De um lado o Real Madrid da «Quinta del Buitre» e do goleador Hugo Sánchez, do outro o Cádiz de Jorge «Mágico» González, craque hondurenho, ídolo do futebol alternativo.
O cartaz da segunda mão dos quartos-de-final da Taça do Rei de 1986/87 era atrativo, mas nem assim atraiu público suficiente para cobrir sequer um terço da lotação do Santiago Bernabéu.
Acorreram a Chamartín 25 mil felizardos, que nessa tarde chuvosa estavam prestes a ver uma goleada de retumbante dos madrilistas sentenciada por um golo que entraria para a antologia do clube.
Emilio Butragueño marcou ao Cádiz um dos golos do século, escreveu a Marca. Exagero? Nem tanto assim.
Antes de mais, uma curiosidade: depois de muito dar nas vistas no satélite Castilla, o jovem Emilio fez a sua estreia absoluta na equipa principal do Real Madrid frente ao Cádiz, em 1984, pela mão de Alfredo Di Stéfano, outra lenda madridista: marcou dois golos e foi decisivo para a vitória merengue.
Três anos depois, Butragueño, já uma estrela na equipa comandada pelo holandês Leo Beenhakker, voltou a bisar frente ao Cádiz.
Depois de um nulo na primeira mão, Butragueño inaugurou o marcador logo a abrir a partida. Montero, de penálti, igualou para o visitante à passagem da meia hora, mas seguiu-se um bis de Hugo Sánchez em cima do intervalo (44’ e 45’), encaminhando a eliminatória.
Na segunda parte, Pardeza e Míchel – que com Sanchís e Martín Vázquez completavam a «Quinta del Buitre», quinteto de futebolistas formados no clube liderados por Emilio Butragueño – ampliaram o marcador para os merengues, até que no último minuto do tempo regulamentar chegou o momento mágico: um golaço de Butragueño a sentenciar a fechar o 6-1 e uma exibição de sonho.
O golo é uma obra de arte.
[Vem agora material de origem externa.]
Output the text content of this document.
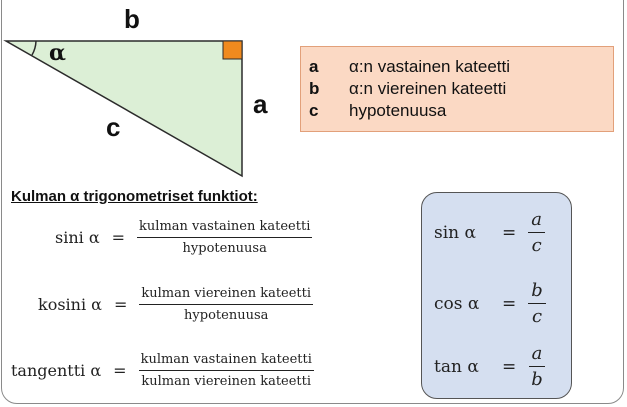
b
a
c
α
a	α:n vastainen kateetti
b	α:n viereinen kateetti
c	hypotenuusa
Kulman α trigonometriset funktiot:
sini $\alpha = \frac{\text{kulman vastainen kateetti}}{\text{hypotenuusa}}$
kosini $\alpha = \frac{\text{kulman viereinen kateetti}}{\text{hypotenuusa}}$
tangentti $\alpha = \frac{\text{kulman vastainen kateetti}}{\text{kulman viereinen kateetti}}$
sin α	= $\frac{a}{c}$
cos α	= $\frac{b}{c}$
tan α	= $\frac{a}{b}$
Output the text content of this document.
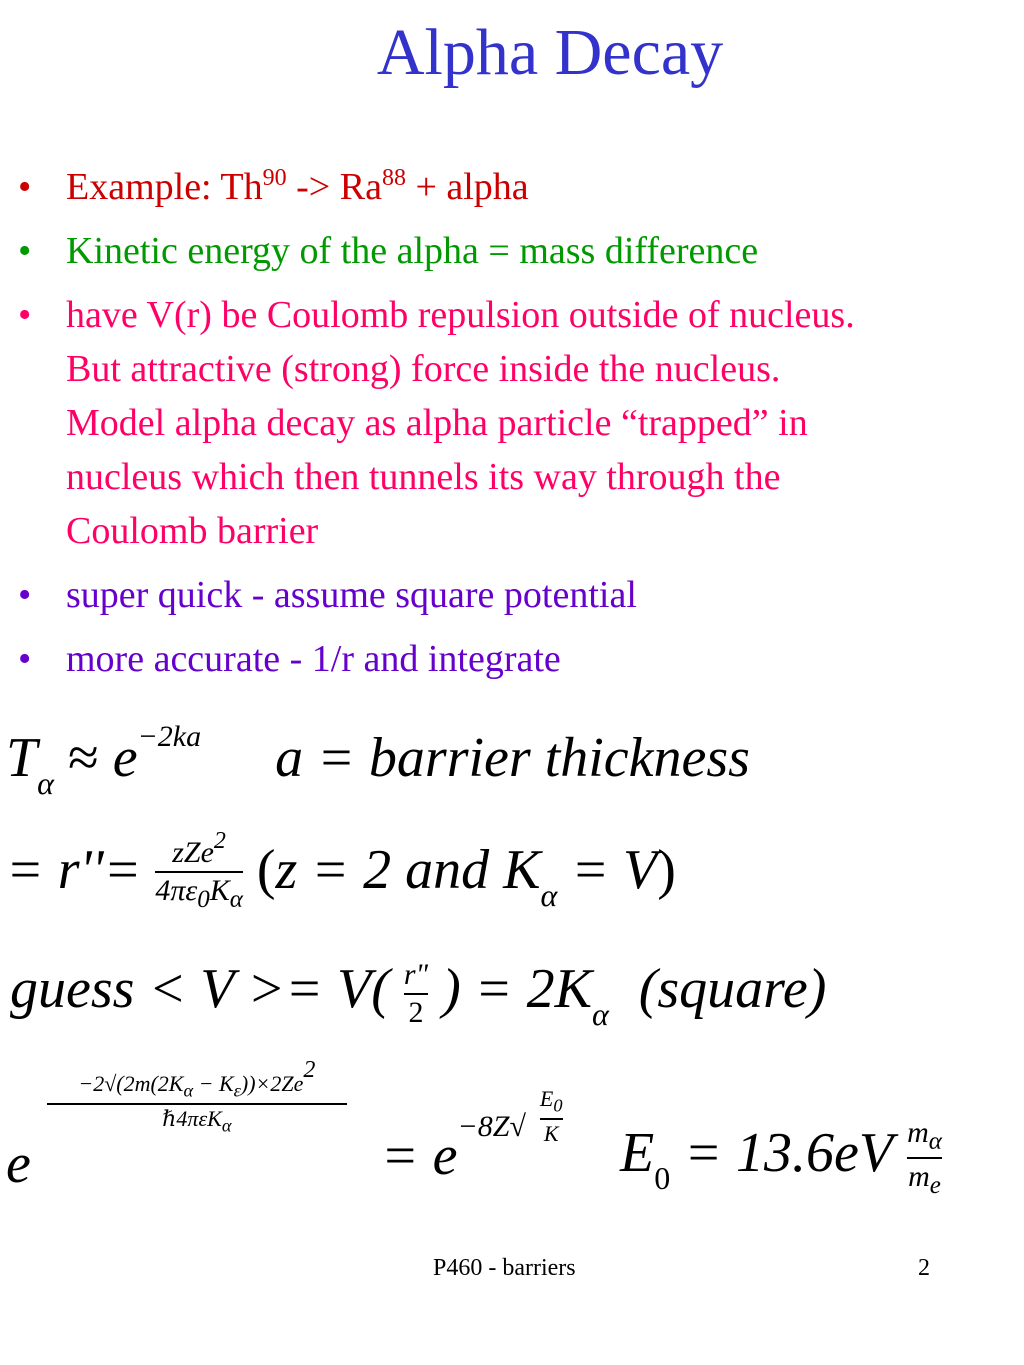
Alpha Decay
• Example: $Th^{90} -> Ra^{88}$ + alpha
• Kinetic energy of the alpha = mass difference
• have V(r) be Coulomb repulsion outside of nucleus.
But attractive (strong) force inside the nucleus.
Model alpha decay as alpha particle “trapped” in
nucleus which then tunnels its way through the
Coulomb barrier
• super quick - assume square potential
• more accurate - 1/r and integrate
$T_\alpha \approx e^{-2ka}$ a = barrier thickness
= $r''= \frac{zZe^2}{4\pi\varepsilon_0K_\alpha} (z = 2$ and $K_\alpha = V$)
guess < $V >= V( \frac{r"}{2}$ ) = $2K_\alpha$ (square)
e
$\frac{-2√(2m(2K_\alpha - K_\varepsilon))\times 2Ze^2}{\hbar 4\pi\varepsilon K_\alpha}$
= $e_{-8Z√} \frac{E_0}{K}$
$E_0 = 13.6eV \frac{m_\alpha}{m_e}$
P460 - barriers	2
Assim teria de ser para que ao fim de 31 anos, completados na última semana, ainda seja recordado como um dos melhores.
Ayer se cumplieron 31 años de esta genialidad: un regate en una baldosa. pic.twitter.com/ptKchaNJVW
— Hemeroteca RMCF (@HemerotecaRMCF) 12 de fevereiro de 2018
A jogada até se desenvolve de uma forma atabalhoada. Cruzamento, cabeceamento, pedido de falta, tentativa de remate, ressalto… Até que naquela batalha surge de branco com o número 7 no dorso aquele «Caballero de Honor», como canta o hino madrilista, pronto para decidir a contenda de forma arrebatadora e até cruel:
A bola fica sobre a direita à entrada da área do Cádiz e Butragueño começa o seu slalom triunfal. Adianta a bola e tira do caminho o seu marcador direto, dribla o defesa que se lhe segue, mas a aventura parece destinada a falhar quando se encontra junto à linha de fundo e com o guarda-redes Pedro Jaro a cobrir-lhe o ângulo de remate.
Sem saída aparente, Butragueño recorre ao seu génio e com ele inventa espaço com mais um drible sobre o guardião. Jaro fica prostrado no chão. «Buitre» (abutre, na alcunha) usa a argúcia para chegar à baliza até tê-la à mercê, qual presa, para a estocada final.
GOOOOOOOOOOOOL!!! HALA MADRID!!!
O Bernabéu mais parece a Monumental de Las Ventas, mítica praça de touros da capital espanhola: nas bancadas, relatam as crónicas da altura, o público levanta-se, aplaude, agita lenços brancos e grita: «Torero! Torero!» Emilio sai de campo como um matador da arena, como se tivesse acabado de cortar um rabo e duas orelhas. Com o público rendido a seus pés, o chaval canterano, então já com 23 anos, saiu em ombros nessa tarde de quarta-feira. O golo tornou memorável aquela «Quarta del Buitre».